'Daybreak' Review: Netflix's high school drama-meets-post apocalyptic comedy is more wannabe than you think
Taking viewers on a wild, adventurous ride, 'Daybreak' is yet another post-apocalyptic, genre-bending series on Netflix created by Brad Peyton and Aron Eli Coleite that fails to hit the mark
Doors to sensationalized high school dramas have often been opened in plenty of movies and TV shows. In this case, we are asked to wonder what happens after a nuclear holocaust ends the world as we know it?
Taking viewers on a wild, adventurous ride, 'Daybreak' is yet another post-apocalyptic, genre-bending series on Netflix created by Brad Peyton and Aron Eli Coleite.

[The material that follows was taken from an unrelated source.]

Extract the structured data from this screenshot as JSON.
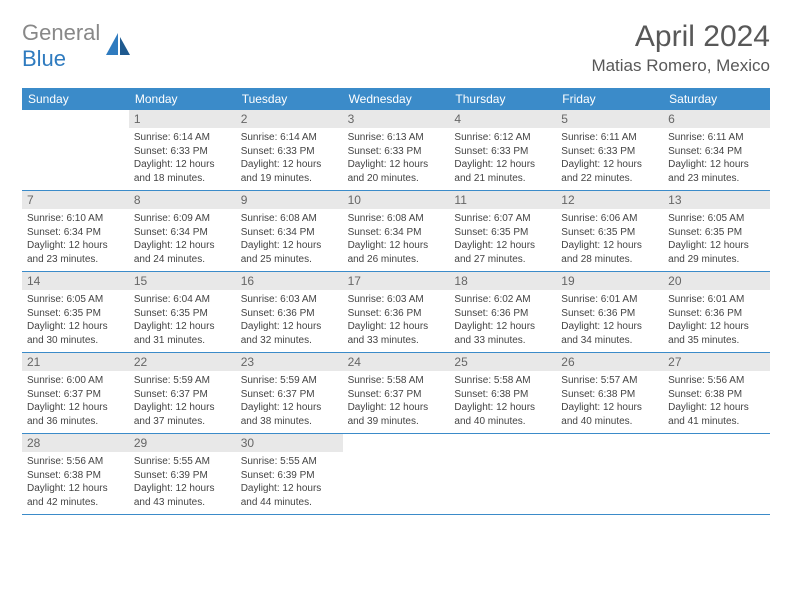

Headlined by teenage outcast Josh Wheeler (Colin Ford) who goes on a search for his missing girlfriend Samaira "Sam" Dean (Sophie Simnett), the series centers around a group of young adults the city of Glendale, California.
The group has to navigate through a post-apocalyptic world full of zombie-like creatures known as ghoulies as well as jocks, games, the 4-H Club and Mad Max-style gangs.
The world may think the apocalypse is a bad thing, but these kids don't think so. For them, it's just time to grab swords and flamethrowers.
What starts out as a gorefest and part coming-of-age comedy soon turns into a drab wannabe series with farce humor. A 'Game of Thrones' reference like "a sword named Needle" or 'Harry Potter' references like "I am a human Sorting Hat" do little to uplift the spirit of the series.
With Austin Crute as Wesley Fists, Matthew Broderick as Burr, Alyvia Alyn Lind as Angelica Green, Gregory Kasyan as Eli Cardashyan, Krysta Rodriguez as Ms. Crumble, Jeanté Godlock as Mona Lisa and Cody Kearsley as Turbo Bro Jock in the cast, the series falls short when it comes to action, logic or social commentary.
The actors try to portray the characters to the best of their abilities but end up overacting instead of putting up a balanced show of snarky one-liners and serious action-oriented drama.
Even with spurts of romance, action, teen drama, bloodsports, roving marauders and aggressive warriors, the Netflix series turns out to be a tawdry version of 'Zombieland' and 'Scream Queens'.
Sadly, the series does not even match with the world created in the eponymous graphic novel by Brian Ralph it is based upon. There's a line in the series that goes, "And you thought we weren't gonna have any fun in the apocalypse?"
Well, if you thought so, stick to that thought because the series is not worth wasting your time on, especially not the first five episodes.